Pascale Senk a déjà signé deux ouvrages sur cette poésie très particulière : “L’art du haïku” (Livre de poche, 2010) et “L’effet haïku : lire et écrire des poèmes courts agrandit notre vie” (Leduc, 2016). Elle-même a vécu la découverte de cette forme poétique comme une réelle source d’inspiration créative et comme un lieu où se réfugier : “Lire des haïkus me calmait, apaisait la course de mes pensées”.

 

Elle revient ici à son sujet de prédilection pour nous en faire partager les bienfaits. Si elle a sélectionné quelques auteurs classiques japonais, elle a surtout puisé dans ses propres écrits et  fait appel à des haijins (auteurs de haïkus) contemporains et francophones (dont on trouve les biographies en fin d’ouvrage).

 

4 août

 

retour de la plage

une journée de bonheur

sèche sur le fil

 

Virginie Colpart

 

Parce que le haïku nous renvoie toujours au temps qui passe et au moment présent, cette anthologie se présente sous la forme d’un agenda.
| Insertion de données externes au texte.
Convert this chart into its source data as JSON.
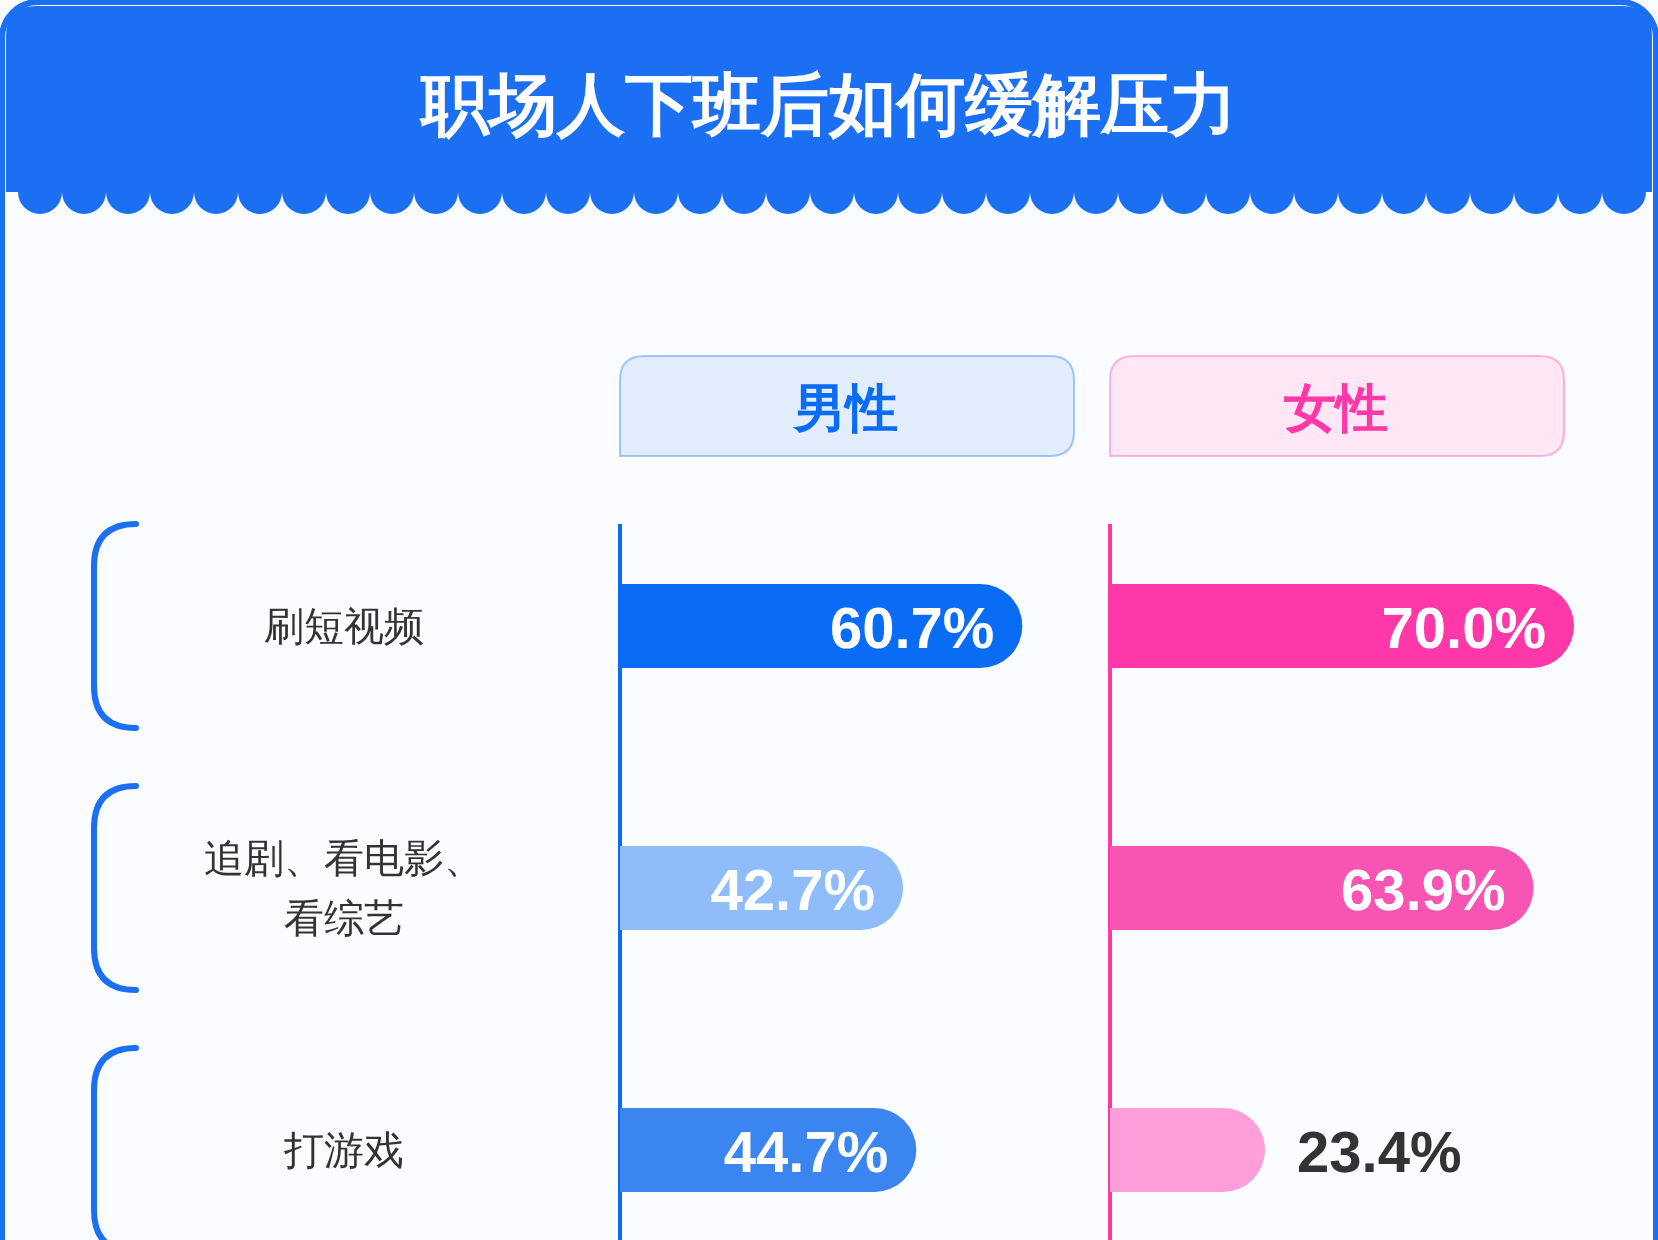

Un poème nous est proposé chaque jour, invitant à une lecture quotidienne, régulière et quasiment rituelle. C’est aussi un calendrier  qui nous invite à plus d’attention au cycle des saisons, au temps des fêtes et des routines :

 

8 septembre

 

au fond d’un tiroir

des trombones

insectes métalliques

 

Igor Quézel-Perron


 

Chaque poème est accompagné d’une invitation à méditer : choisir la couleur de sa journée, discerner l’essentiel ou bien laisser son esprit vagabonder... Pascale Senk nous emmène au-delà du texte pour prendre le temps de laisser venir en nous des émotions ou des images. L’alliance du haïku et de la méditation semble naturelle et évidente. Parce qu’il se doit d’être concis, le poème laisse comme des blancs que le lecteur pourra choisir de combler à sa guise.

 

C’est un livre auquel on reviendra avec plaisir tout au long de l’année, en choisissant d’y entrer par la date du jour ou par un sujet (le chagrin, la famille, la paresse, le souvenir…) grâce à un index thématique.

 

Le haïku est un texte ouvert qui ne se laisse enfermer dans aucune interprétation. A nous de laisser ses mots et ses images résonner dans notre propre imaginaire, sans précipitation, avec attention au monde et à nous-même.